Por el caso del empresario Cristóbal López, el oficialismo vuelve a poner en agenda la reforma que prevé el decomiso de los bienes previo a que el acusado reciba una condena definitiva.

El Gobierno impulsa un proyecto de reforma del Código Penal que avanza con eje en un incremento de las penas para los casos de corrupción y en la limitación a los otorgamientos de libertad a los involucrados en este tipo de delitos. En busca de recuperar los activos del Estado, los cambios también incluyen el decomiso de bienes previo a que el caso quede con condena firme.

La reforma llega en el marco de una disputa entre el oficialismo y la Justicia por los casos de corrupción contra el Estado. Es que el propio presidente Mauricio Macri se manifestó “indignado” con el fallo de la Cámara Federal que liberó al empresario vinculado al kirchnerismo Cristóbal López y que alivió su situación judicial, en la causa por la evasión de 8 mil millones de pesos en impuestos de la petrolera Oil Combustibles.

Una de las claves de la iniciativa será la reducción del margen de interpretación de los jueces, ya que se determinarán con mayor precisión las escalas penales para los delitos. “Es necesario mantener la proporcionalidad de las penas de todo el código”, dijo al diario La Nación el presidente de la comisión, el camarista de Casación Mariano Borinsky, que explicó que las penas para los casos de corrupción no pueden ser menores a las determinadas para los delitos de ataque a la propiedad. El camarista ya le envió al ministro de Justicia, Germán Garavano, un borrador de la iniciativa.

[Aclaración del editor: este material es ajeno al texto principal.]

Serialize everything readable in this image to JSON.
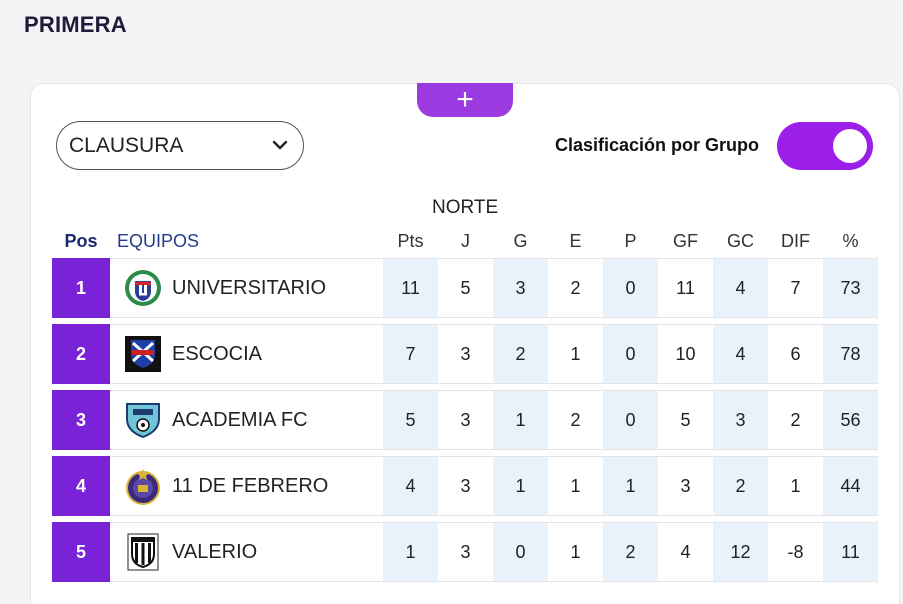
{
  "page": {
    "title": "PRIMERA"
  },
  "add_button": {
    "label": "+"
  },
  "tournament_select": {
    "value": "CLAUSURA"
  },
  "group_toggle": {
    "label": "Clasificación por Grupo",
    "on": true
  },
  "group": {
    "name": "NORTE"
  },
  "columns": {
    "pos": "Pos",
    "team": "EQUIPOS",
    "stats": [
      "Pts",
      "J",
      "G",
      "E",
      "P",
      "GF",
      "GC",
      "DIF",
      "%"
    ]
  },
  "rows": [
    {
      "pos": "1",
      "team": "UNIVERSITARIO",
      "logo_icon": "universitario-crest-icon",
      "stats": [
        "11",
        "5",
        "3",
        "2",
        "0",
        "11",
        "4",
        "7",
        "73"
      ]
    },
    {
      "pos": "2",
      "team": "ESCOCIA",
      "logo_icon": "escocia-crest-icon",
      "stats": [
        "7",
        "3",
        "2",
        "1",
        "0",
        "10",
        "4",
        "6",
        "78"
      ]
    },
    {
      "pos": "3",
      "team": "ACADEMIA FC",
      "logo_icon": "academia-fc-crest-icon",
      "stats": [
        "5",
        "3",
        "1",
        "2",
        "0",
        "5",
        "3",
        "2",
        "56"
      ]
    },
    {
      "pos": "4",
      "team": "11 DE FEBRERO",
      "logo_icon": "11-de-febrero-crest-icon",
      "stats": [
        "4",
        "3",
        "1",
        "1",
        "1",
        "3",
        "2",
        "1",
        "44"
      ]
    },
    {
      "pos": "5",
      "team": "VALERIO",
      "logo_icon": "valerio-crest-icon",
      "stats": [
        "1",
        "3",
        "0",
        "1",
        "2",
        "4",
        "12",
        "-8",
        "11"
      ]
    }
  ],
  "colors": {
    "accent": "#9b1fe8",
    "pos_cell": "#7a22d8",
    "shade": "#e8f2fa"
  }
}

El juez explicó que el Código debe responder “a los intereses de la sociedad”, recuperar los activos del Estado y “facilitar la sanción de los responsables” de los delitos con “penas de efectivo cumplimiento”. La idea es además que la pena se cumpla en su totalidad hasta los 35 años de cárcel para los casos de delitos violentos y hasta los 40 años, en caso de reincidencia.

Otros de los cambios serán ampliaciones en el delito de enriquecimiento ilícito, que abarcará el período en el que el dirigente es elegido y la asunción en el cargo, además de seis años de abandonada la función pública, cuando actualmente ese plazo es de dos años. En esa línea el objetivo es el de incluir a a todos los obligados a presentar declaraciones juradas de bienes, como por ejemplo los jefes de las obras sociales sindicales, consignó La Nación.

Contempla además la inclusión del delito de sobornos entre privados con el agravante de lavado de dinero, en los casos en que intervengan funcionarios públicos, lo que determinaría una pena mayor para todos los involucrados, en estos casos. La reforma incluye también el decomiso de bienes antes de la condena en causas por corrupción y cambios en la prescripción de las investigaciones.